Finalmente, depois de quarenta minutos, me livrei do velho chato e desci do ônibus. Caminhei até a minha casa e avistei muitas pessoas. “Legal, temos visitas.” – Imaginei. Foi aí que quase enlouqueci.

Alguns me chamaram de mãe e outros de vovó, e a ficha foi caindo.

- Hoje é dia primeiro de abril! Dia da mentira! – Gritei tão alto que todos olharam para mim. – Nossa, como conseguiram pregar uma peça dessas em mim?

- Mãe, a senhora está bem? Hoje não é dia primeiro e muito menos dia da mentira. Acho que a senhora tem que tomar o seu remédio para a memória... Mas espere um pouco, o “vô” já está chegando, ele resolve isso.

E assim vinha um senhor com aparência bem simpática e feliz que me chamou pelo nome:

- Gabriela, meu amor. Vamos?

- Vamos onde?

- Dar uma volta no parque do povo e fazer nossos exercícios. Lembra? O nosso remédio de todos os dias. A juventude nos espera.

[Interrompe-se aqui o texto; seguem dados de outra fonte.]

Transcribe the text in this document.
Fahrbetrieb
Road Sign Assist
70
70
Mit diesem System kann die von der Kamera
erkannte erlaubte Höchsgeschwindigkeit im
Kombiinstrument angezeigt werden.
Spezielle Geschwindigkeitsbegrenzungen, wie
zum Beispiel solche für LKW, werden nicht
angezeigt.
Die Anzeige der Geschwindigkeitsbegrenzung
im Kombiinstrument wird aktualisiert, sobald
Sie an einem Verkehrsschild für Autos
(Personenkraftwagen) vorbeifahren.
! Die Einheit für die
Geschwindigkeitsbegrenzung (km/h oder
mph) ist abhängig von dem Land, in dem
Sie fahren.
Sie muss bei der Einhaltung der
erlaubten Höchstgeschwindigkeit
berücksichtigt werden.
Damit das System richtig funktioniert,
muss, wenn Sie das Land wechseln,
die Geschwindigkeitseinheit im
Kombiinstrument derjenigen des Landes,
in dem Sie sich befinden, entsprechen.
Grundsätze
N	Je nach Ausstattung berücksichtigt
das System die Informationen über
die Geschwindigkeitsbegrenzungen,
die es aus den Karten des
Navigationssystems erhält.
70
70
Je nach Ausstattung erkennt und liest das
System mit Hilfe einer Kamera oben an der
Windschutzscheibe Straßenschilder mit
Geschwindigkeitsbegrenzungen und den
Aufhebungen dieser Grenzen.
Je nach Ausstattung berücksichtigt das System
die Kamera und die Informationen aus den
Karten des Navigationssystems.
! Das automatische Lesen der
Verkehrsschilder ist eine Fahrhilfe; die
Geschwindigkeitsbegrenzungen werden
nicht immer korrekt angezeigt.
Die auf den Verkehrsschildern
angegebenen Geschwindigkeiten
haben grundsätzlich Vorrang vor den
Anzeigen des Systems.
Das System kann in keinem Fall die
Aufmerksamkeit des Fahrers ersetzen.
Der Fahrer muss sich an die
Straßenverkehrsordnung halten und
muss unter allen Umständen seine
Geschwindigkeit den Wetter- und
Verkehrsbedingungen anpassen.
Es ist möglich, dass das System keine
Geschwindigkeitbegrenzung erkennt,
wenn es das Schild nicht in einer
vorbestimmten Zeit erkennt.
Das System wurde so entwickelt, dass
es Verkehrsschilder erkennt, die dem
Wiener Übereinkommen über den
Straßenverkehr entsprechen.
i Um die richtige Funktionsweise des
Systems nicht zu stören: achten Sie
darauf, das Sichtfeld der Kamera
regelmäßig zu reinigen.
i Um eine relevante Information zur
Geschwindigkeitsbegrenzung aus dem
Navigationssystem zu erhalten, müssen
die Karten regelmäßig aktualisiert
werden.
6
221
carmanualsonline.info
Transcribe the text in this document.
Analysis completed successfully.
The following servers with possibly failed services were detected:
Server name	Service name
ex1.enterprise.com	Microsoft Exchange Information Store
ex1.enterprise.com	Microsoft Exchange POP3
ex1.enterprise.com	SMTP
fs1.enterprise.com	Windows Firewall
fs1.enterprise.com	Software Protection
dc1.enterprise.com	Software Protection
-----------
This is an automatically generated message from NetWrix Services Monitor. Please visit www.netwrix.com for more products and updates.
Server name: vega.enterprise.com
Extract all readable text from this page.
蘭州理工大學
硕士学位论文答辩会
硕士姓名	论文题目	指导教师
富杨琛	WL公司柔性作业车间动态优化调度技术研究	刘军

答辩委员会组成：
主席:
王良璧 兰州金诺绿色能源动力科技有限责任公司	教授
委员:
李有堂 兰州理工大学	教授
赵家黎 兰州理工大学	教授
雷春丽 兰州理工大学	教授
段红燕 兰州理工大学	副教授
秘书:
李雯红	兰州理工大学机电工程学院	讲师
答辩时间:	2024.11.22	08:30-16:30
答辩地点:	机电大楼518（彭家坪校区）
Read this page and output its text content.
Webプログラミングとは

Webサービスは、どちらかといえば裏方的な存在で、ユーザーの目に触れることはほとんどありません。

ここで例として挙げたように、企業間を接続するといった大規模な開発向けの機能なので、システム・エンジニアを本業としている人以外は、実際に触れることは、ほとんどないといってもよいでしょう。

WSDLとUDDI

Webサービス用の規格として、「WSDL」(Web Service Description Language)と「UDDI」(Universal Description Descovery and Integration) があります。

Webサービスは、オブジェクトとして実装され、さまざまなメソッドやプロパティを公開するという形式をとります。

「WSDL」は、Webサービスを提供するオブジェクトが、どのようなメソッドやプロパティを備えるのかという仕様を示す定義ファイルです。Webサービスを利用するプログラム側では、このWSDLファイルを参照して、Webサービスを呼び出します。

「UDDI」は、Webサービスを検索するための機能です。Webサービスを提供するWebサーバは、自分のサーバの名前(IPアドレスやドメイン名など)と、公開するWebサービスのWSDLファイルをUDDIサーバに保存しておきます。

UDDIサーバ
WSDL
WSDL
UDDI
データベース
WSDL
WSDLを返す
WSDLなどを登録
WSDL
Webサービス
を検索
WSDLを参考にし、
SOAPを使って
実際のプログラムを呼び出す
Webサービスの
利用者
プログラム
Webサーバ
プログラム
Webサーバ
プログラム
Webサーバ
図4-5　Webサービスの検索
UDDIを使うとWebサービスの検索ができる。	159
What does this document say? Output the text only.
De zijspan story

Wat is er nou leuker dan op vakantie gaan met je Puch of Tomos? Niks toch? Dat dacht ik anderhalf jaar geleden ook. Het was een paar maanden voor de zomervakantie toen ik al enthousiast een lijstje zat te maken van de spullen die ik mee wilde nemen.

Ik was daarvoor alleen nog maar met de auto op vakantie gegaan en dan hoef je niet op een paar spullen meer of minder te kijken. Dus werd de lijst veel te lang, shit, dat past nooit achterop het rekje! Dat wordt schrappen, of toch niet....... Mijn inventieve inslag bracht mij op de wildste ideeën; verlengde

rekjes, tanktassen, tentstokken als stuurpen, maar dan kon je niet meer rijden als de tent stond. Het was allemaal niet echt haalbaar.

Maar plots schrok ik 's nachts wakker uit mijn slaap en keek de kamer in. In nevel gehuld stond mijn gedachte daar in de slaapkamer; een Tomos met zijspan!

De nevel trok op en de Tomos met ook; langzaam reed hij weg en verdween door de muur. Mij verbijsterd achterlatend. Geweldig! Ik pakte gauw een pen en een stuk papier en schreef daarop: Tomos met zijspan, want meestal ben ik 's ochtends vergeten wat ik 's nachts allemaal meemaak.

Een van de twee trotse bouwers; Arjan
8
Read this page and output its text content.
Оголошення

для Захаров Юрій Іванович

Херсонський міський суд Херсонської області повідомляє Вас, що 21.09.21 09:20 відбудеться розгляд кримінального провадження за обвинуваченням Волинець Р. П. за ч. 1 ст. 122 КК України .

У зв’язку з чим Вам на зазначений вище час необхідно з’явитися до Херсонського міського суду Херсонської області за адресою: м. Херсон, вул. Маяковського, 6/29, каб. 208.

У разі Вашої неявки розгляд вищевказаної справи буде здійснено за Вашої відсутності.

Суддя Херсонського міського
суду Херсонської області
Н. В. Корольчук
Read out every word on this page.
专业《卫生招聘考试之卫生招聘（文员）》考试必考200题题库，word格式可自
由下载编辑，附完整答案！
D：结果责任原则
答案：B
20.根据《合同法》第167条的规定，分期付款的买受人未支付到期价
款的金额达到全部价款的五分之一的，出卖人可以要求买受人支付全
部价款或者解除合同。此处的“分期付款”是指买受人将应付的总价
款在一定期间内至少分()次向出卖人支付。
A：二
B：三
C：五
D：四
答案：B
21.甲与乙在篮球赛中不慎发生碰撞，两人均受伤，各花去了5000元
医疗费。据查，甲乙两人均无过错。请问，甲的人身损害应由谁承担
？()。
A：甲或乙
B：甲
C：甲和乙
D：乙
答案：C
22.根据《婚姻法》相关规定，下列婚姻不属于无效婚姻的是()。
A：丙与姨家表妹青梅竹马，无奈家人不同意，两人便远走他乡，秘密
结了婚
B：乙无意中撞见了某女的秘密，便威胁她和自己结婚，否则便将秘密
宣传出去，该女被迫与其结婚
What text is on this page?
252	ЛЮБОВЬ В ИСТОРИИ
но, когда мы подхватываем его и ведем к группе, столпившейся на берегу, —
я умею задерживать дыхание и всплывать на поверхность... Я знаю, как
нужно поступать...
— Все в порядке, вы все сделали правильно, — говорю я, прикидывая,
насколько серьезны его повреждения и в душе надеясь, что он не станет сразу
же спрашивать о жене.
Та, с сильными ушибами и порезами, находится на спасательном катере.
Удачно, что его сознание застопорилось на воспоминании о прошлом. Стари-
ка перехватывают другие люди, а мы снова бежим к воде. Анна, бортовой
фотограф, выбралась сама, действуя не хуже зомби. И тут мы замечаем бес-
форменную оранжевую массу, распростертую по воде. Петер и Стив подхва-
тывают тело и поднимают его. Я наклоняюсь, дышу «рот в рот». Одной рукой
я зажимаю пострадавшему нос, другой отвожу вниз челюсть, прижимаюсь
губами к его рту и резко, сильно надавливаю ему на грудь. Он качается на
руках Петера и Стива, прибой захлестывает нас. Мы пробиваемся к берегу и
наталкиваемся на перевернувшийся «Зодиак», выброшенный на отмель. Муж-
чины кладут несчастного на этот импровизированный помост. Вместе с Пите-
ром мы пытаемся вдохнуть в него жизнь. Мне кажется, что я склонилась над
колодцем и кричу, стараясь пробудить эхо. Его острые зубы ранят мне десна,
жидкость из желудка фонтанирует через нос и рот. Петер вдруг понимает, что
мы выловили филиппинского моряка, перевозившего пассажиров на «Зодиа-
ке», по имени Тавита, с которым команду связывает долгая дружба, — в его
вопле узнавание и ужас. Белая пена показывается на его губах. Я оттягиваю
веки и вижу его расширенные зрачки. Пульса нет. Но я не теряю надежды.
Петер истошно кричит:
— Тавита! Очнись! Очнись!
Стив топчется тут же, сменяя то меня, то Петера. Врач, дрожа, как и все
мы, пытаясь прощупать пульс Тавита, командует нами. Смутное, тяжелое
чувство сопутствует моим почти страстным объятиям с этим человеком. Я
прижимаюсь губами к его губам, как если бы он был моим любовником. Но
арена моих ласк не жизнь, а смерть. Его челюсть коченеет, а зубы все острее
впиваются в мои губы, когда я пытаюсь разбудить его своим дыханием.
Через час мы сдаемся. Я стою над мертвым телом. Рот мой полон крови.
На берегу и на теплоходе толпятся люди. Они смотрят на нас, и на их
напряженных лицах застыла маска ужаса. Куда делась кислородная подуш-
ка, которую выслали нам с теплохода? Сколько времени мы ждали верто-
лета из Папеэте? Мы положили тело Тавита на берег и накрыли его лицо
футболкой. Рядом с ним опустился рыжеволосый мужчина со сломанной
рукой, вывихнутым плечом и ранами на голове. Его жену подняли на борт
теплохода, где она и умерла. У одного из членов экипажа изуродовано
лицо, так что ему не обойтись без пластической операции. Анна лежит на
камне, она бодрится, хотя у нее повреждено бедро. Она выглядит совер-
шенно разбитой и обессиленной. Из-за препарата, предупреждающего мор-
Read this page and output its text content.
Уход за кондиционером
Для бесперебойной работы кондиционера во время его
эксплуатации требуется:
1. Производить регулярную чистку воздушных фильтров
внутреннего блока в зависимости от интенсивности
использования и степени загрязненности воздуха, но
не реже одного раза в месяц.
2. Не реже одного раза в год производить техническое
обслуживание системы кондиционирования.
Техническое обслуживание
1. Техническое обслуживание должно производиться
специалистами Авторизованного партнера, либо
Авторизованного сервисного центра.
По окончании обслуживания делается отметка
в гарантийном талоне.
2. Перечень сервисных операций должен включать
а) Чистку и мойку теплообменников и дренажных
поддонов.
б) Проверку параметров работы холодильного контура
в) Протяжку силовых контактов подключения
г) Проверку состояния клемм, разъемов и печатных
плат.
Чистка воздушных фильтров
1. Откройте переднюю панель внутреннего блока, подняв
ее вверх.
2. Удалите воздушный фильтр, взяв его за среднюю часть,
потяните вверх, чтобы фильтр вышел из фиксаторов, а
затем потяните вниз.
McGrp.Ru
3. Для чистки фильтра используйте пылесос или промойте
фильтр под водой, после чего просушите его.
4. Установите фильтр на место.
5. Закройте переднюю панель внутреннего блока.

Continuei sentada e muito bem ligada ao mundo que agora fazia parte. Acabara de chegar um casal de namorados, mas não era um casal comum, nele presenciavam grande experiência de vida. Com a aparência cansada, porém muito feliz, escolhem um dos equipamentos e começam os exercícios, os mesmos de todos os dias.